Activity: Noise Analysis: Difference between revisions

• Instructions: This activity is structured as a tutorial with an activity at the end. Should you have any questions, clarifications, or issues, please contact your instructor as soon as possible.
• At the end of this activity, the student should be able to:

1. Perform noise simulations using NGSPICE.

Activity 1: NMOS Noise

Bias a 1.8V LVT NMOS transistor with ${\displaystyle V_{GS}=0.9\mathrm {V} }$ and ${\displaystyle V_{DS}=0.9\mathrm {V} }$. For a width of ${\displaystyle 10\mathrm {\mu m} }$ and a length of ${\displaystyle 0.35\mathrm {\mu m} }$:

• What is the resulting DC drain current?
• What is the transistor's ${\displaystyle g_{m}}$ and ${\displaystyle V^{*}}$?

Run a noise analysis from ${\displaystyle 1\mathrm {Hz} }$ to ${\displaystyle 100\mathrm {GHz} }$. You can use this sample schematic as a starting point.

• Plot the drain current noise power spectral density.
  • Identify the regions where thermal noise and flicker noise dominates.
  • What is the flicker noise corner?
  • Estimate the value of ${\displaystyle \gamma }$.
  • Estimate the value of ${\displaystyle {\frac {K_{f}}{C_{ox}}}}$
• What is the total integrated drain current noise power?

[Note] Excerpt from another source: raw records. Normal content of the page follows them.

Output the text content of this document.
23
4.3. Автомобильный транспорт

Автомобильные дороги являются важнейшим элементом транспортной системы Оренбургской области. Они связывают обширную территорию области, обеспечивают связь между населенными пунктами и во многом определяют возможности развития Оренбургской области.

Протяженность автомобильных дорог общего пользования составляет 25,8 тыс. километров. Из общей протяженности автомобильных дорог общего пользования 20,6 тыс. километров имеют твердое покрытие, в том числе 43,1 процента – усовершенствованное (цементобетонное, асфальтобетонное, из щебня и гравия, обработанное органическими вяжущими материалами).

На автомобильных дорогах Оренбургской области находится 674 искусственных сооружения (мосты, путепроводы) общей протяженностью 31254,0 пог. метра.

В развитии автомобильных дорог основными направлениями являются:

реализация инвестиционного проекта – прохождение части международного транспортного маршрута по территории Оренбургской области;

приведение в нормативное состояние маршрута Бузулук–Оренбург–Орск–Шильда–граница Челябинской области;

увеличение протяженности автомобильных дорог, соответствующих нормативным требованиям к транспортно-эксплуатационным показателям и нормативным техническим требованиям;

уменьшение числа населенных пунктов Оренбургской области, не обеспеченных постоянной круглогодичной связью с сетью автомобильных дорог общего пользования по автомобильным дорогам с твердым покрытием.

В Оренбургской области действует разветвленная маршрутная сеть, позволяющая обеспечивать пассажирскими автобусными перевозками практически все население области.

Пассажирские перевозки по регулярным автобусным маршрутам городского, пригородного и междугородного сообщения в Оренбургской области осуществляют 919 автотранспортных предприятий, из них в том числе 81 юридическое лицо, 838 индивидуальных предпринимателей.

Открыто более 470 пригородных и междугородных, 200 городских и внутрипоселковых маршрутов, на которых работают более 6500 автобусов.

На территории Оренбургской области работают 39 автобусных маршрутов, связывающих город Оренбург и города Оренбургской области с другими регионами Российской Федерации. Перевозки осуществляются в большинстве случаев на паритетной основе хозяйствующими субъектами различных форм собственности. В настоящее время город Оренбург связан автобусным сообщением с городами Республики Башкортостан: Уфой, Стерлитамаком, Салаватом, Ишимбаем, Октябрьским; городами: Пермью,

Recall that the MOSFET drain current noise can be modeled as:

${\displaystyle {\overline {i_{dn}^{2}}}={\frac {K_{f}I_{D}}{C_{ox}L^{2}}}{\frac {\Delta f}{f}}+4kT\gamma g_{m}\Delta f}$

Change the length of the transistor to ${\displaystyle 0.45\mathrm {\mu m} }$. Identify and explain any changes in the drain current noise power spectral density.

Activity 2: PMOS Noise

Repeat Activity 1 but with a 1.8V LVT PMOS transistor with the same size and with ${\displaystyle V_{GS}=-0.9\mathrm {V} }$ and ${\displaystyle V_{DS}=-0.9\mathrm {V} }$.

Activity 3: Cascode Amplifier Noise Analysis

Consider the cascoded NMOS amplifier (biased with an ideal current source) shown in Fig. 1. Ignoring all other capacitances except ${\displaystyle C_{L}}$, and given the small-signal parameters ${\displaystyle g_{m1}}$, ${\displaystyle g_{m2}}$, ${\displaystyle r_{o1}}$ and ${\displaystyle r_{o2}}$:

Figure 1: A cascode amplifier.

1. Calculate the small-signal gain of the cascode amplifier, ${\displaystyle A_{v}\!\left(s\right)={\frac {v_{out}}{v_{in}}}}$. Assume ${\displaystyle g_{m1}r_{o1}\gg 1}$ and ${\displaystyle g_{m2}r_{o2}\gg 1}$.
2. Calculate the noise spectral density, ${\displaystyle {\overline {v_{out}^{2}\left(f\right)}}}$, and the total integrated output noise, ${\displaystyle {\overline {v_{out,T}^{2}}}}$. Assuming that ${\displaystyle r_{o1}\rightarrow \infty }$ and ${\displaystyle r_{o2}\rightarrow \infty }$, and that the flicker noise is zero.
3. Repeat (2) but with finite ${\displaystyle r_{o1}}$ and ${\displaystyle r_{o2}}$. How does this affect the output noise?

Activity 4: Input-Referred Noise

Given the gate-source capacitance, ${\displaystyle C_{GS}}$, of transistor ${\displaystyle M_{1}}$ of the cascode amplifier in Fig. 1, calculate:

• The input equivalent voltage noise generator, ${\displaystyle {\overline {v_{i,eq}^{2}\left(f\right)}}}$.
• The input equivalent current noise generator, ${\displaystyle {\overline {i_{i,eq}^{2}\left(f\right)}}}$.

Note that when calculating the output noise, you can assume that ${\displaystyle r_{o1}\rightarrow \infty }$ and ${\displaystyle r_{o2}\rightarrow \infty }$, but when calculating the gains, assume finite ${\displaystyle r_{o1}}$ and ${\displaystyle r_{o2}}$.

Report Guide

Write up a report (maximum of 5 pages including figures) answering the questions above. Include annotated graphs if needed.

Submission

This activity is for both graduate and undergraduate students. For UP students, the submission bin link will be posted in Piazza.